Depuis des années prolifèrent
à Paris, sur les ponts, passerelles et grilles alentour des cadenas dont la clé
est jetée dans la Seine. Seul l’effondrement médiatisé d’une grille du pont des
Arts le 8 juin 2014 a suscité une molle réaction de l’exécutif parisien.
Alors que l’interdiction des
cadenas aurait été la solution la plus simple, la plus économique, la plus
esthétique et la plus efficace, Bruno Julliard, adjoint à la maire de Paris, annonçait
que la mairie continuerait à enlever et à remplacer régulièrement les grilles
des ponts concernés et que les touristes seraient incités, d’ici plusieurs
mois, à attester de leur amour dans l’espace public par d’autres moyens grâce à
la mise en place d’alternatives à la fois artistiques, solidaires et
écologiques, dont certaines pistes étaient dévoilées : des rubans de
couleurs, des fleurs, ou encore des messages projetés dans Paris (avec à la
clef un nouveau métier : sélectionneur de messages d’amour).
Depuis, les grilles ploient
les unes après les autres et le pont des Arts offre, en plus du spectacle désolant
d’une décharge de ferraille en plein air, celui de grilles arrachées, de planches
de bois recouvertes de tags et de barrières de chantier en tôle verte.
A la diversité de ces cloisonnements s’ajoutent désormais quelques panneaux de
verre dont la mairie de Paris expérimente la pose. Demain peut-être expérimentera-t-elle
la suppression des ponts, dès lors qu’elle lui permettra de sauver
l’essentiel : ne pas interdire les cadenas.
Car l’argument avancé pour
refuser une telle interdiction ne convainc guère : elle obligerait à déployer
chaque jour un fort dispositif policier. Il est vrai que celle des crottes de
chien ou des graffitis implique, sur chaque trottoir et devant chaque mur, la
présence d’un policier à l’affût, et que la zone concernée par l’interdiction
serait particulièrement vaste.
Le problème dans cette
affaire, c’est que l’exécutif parisien, au lieu d’aborder les cadenas de
manière rationnelle, le fait sous l’angle de l’amour, mêlant allègrement sphère
privée et espace public. La maire de Paris présentait, lors du conseil de Paris
du 16 juin 2014, Bruno Julliard comme son adjoint chargé de l’amour, celui-ci
se disant chargé de la mission (terrifiante) de réguler les preuves d’amour.
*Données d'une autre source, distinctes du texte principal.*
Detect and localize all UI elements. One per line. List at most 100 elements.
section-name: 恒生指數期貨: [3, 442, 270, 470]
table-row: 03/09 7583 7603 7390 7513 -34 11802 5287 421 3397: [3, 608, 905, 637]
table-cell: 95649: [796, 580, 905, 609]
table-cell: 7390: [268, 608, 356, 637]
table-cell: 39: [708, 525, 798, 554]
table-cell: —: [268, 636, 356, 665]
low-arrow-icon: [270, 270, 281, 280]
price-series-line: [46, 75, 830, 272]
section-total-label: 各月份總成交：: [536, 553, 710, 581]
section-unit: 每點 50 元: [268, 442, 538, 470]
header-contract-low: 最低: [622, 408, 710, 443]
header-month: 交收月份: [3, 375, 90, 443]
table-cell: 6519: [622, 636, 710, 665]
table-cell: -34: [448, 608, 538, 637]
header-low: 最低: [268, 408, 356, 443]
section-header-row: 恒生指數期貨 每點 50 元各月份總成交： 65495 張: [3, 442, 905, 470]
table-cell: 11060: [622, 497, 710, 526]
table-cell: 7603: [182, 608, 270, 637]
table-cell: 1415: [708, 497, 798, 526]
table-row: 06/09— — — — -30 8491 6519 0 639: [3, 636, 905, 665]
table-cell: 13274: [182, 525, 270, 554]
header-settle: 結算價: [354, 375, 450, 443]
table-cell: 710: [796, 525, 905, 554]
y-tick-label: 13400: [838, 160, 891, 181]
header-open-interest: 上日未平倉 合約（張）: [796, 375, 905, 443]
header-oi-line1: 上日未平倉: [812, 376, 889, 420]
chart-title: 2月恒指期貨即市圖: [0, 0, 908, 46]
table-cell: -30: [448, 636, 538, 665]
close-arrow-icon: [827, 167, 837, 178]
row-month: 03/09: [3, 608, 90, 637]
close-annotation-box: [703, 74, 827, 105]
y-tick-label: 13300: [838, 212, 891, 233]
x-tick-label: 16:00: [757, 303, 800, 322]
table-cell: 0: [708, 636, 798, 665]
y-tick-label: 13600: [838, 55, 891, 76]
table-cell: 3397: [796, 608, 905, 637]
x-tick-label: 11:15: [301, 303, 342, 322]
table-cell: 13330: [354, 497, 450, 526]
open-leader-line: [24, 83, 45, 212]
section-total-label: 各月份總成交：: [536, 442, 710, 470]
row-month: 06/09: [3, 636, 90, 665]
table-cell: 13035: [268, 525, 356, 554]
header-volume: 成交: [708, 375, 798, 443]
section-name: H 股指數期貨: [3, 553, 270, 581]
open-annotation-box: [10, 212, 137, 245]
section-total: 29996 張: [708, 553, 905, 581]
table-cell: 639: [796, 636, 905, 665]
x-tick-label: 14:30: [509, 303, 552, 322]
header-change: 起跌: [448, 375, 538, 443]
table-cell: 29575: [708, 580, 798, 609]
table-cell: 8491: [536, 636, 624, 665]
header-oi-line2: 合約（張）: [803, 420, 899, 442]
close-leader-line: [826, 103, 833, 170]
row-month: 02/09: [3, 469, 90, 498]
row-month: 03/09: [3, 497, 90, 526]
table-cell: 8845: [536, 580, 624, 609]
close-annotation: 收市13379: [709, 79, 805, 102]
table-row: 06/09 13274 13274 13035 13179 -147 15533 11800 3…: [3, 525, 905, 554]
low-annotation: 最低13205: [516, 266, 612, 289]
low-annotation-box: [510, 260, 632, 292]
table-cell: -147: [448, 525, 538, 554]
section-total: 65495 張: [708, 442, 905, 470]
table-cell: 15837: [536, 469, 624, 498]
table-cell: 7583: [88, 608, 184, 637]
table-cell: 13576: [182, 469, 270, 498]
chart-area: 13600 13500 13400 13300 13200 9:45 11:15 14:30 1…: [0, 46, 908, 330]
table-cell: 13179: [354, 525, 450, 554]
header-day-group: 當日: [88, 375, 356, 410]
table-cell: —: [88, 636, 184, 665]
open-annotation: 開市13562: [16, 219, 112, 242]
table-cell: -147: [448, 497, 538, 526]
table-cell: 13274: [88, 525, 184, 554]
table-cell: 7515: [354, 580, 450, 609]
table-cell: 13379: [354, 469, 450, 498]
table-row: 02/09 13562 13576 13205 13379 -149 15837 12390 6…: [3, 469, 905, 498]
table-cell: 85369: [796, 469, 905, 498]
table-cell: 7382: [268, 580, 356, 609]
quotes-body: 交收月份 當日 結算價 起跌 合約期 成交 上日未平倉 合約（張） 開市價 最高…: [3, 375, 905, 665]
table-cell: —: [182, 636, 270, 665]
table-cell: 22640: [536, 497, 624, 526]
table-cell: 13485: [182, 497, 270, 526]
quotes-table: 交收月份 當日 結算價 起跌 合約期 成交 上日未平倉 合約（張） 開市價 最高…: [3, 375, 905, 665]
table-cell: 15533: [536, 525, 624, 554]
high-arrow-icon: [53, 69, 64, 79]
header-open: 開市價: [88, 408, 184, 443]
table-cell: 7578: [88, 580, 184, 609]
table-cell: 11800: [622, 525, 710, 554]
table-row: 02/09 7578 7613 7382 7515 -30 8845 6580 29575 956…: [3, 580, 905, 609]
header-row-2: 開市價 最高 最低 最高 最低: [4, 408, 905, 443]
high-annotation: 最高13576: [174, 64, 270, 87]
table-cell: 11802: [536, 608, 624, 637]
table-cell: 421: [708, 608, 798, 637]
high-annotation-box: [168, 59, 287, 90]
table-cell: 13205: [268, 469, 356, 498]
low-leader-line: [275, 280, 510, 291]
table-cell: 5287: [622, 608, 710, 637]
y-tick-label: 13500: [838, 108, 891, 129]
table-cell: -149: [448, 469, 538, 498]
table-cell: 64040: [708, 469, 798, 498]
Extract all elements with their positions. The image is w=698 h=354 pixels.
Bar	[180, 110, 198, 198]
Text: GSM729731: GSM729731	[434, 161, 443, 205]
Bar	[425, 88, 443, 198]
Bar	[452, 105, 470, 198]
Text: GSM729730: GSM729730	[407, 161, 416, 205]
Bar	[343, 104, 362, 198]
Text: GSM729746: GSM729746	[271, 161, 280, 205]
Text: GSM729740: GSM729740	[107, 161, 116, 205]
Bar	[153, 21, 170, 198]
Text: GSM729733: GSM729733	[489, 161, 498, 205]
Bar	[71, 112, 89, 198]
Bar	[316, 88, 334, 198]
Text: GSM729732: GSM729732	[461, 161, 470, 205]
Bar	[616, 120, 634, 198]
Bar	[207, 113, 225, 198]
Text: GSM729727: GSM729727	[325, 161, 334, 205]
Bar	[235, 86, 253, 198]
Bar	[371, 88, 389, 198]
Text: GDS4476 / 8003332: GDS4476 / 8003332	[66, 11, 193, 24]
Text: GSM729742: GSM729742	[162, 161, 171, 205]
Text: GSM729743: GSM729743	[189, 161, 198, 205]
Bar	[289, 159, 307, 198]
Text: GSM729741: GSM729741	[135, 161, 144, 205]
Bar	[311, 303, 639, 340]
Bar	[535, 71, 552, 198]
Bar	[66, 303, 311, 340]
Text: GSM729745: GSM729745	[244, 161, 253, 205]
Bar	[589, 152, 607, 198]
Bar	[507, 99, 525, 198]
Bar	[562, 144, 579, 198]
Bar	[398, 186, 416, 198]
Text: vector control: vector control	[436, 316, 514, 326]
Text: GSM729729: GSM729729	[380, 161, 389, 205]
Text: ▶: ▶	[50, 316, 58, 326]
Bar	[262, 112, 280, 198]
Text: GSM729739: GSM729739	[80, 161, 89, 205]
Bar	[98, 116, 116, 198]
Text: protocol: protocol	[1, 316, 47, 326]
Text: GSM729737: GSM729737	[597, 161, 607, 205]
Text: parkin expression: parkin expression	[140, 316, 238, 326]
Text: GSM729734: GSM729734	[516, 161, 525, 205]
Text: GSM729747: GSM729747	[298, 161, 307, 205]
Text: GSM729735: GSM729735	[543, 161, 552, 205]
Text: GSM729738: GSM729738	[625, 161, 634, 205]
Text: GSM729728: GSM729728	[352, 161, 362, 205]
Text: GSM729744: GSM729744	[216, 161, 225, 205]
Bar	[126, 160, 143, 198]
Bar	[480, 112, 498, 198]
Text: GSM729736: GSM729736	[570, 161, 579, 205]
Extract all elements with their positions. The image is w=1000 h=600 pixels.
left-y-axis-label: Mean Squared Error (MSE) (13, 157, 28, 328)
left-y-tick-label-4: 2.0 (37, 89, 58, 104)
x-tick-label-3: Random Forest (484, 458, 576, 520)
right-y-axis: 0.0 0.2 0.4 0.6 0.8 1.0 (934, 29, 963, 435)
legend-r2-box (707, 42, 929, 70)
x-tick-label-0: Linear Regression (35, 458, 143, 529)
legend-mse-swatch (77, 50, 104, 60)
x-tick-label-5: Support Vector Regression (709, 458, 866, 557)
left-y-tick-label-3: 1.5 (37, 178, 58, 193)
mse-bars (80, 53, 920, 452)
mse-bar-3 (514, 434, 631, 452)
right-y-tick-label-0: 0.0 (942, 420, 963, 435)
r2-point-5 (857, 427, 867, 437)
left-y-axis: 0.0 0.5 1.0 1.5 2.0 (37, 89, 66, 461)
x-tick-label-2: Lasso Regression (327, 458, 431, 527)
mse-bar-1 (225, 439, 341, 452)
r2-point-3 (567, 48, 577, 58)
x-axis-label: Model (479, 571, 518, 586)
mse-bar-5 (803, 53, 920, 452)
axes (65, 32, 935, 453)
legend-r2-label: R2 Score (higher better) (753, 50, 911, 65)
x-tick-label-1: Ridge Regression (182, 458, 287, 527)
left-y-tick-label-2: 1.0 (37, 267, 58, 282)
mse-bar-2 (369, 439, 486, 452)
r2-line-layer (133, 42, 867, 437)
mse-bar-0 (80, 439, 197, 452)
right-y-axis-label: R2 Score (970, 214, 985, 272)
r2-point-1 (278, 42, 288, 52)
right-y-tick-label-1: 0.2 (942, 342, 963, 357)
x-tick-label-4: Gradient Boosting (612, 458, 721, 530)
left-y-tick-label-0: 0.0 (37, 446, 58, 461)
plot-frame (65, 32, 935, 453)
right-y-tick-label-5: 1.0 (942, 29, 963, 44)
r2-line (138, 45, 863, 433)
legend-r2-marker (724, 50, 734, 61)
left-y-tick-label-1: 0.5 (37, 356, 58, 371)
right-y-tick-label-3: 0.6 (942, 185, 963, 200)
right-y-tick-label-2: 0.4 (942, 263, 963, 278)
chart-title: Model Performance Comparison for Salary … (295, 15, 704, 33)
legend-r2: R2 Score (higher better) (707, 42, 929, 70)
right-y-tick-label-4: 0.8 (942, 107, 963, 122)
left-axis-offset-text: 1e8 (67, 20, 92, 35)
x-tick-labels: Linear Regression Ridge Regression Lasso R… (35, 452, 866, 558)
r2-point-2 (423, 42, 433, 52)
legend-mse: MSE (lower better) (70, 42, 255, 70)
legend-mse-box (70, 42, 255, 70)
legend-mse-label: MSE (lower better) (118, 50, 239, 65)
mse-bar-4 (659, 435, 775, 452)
Appréhendés
de la sorte, les « cadenas d’amour » deviennent, sur le site internet
de la mairie de Paris, un « épais manteau scintillant ». Ainsi
immunisés, ils ne peuvent plus être interdits : les interdire, ce serait
interdire l’amour, ce que la maire de Paris, qui s’ébroue dans un monde d’amour
et d’eau fraîche, ne peut concevoir (alors qu’il suffirait de les rebaptiser
« cadenas de chasteté » ou « cadenas de censure » pour qu’elle
ordonne leur interdiction dans des cris d’orfraie).
Ce que révèlent surtout la
bienveillance de l’exécutif parisien à l’égard des cadenas et sa volonté de
leur trouver une alternative, comme s’il était désormais acquis qu’attester de
son amour dans l’espace public était un droit imprescriptible, c’est son inaptitude
à la transcendance et à l’humilité.
Car la pose d’un cadenas, la
projection d’un message ou la fixation d’un ruban témoignent d’une manie
participative incapable de se satisfaire du magistère et de l’universalité d’un
lieu ; d’une célébration puérile du moi refusant l’humilité devant ce qui le
dépasse.
L’adjoint chargé de l’amour,
qui veut que Paris reste la ville de l’amour, ne conçoit pas qu’elle l’est sans
doute parce qu’elle offre un cadre magnifique, propice à ce que chacun y
projette, au sens figuré, ses sentiments. Il admet que cet espace soit défiguré
de « preuves d’amour » individuelles, qu’il soit privatisé par
certains au détriment des autres. Car comment s’émouvoir au milieu de
« Gégé et Dominique pour l’éternité », « I love my Carol »
ou « 人生の間の恋子 とヨーコ » ?
Comment concevoir qu’un espace où s’exhibent des histoires personnelles,
qu’elles prennent la forme de cadenas, de messages ou de rubans, puisse être le
réceptacle poétique de la sienne ?
L’affaire des cadenas
illustre, pour reprendre la formule de Céline sur l’amour dont il dit que c’est
« l’infini mis à la portée des caniches », que les caniches se
prennent désormais pour l’infini et le confondent avec leurs aboiements, avec
l’assentiment de la mairie de Paris.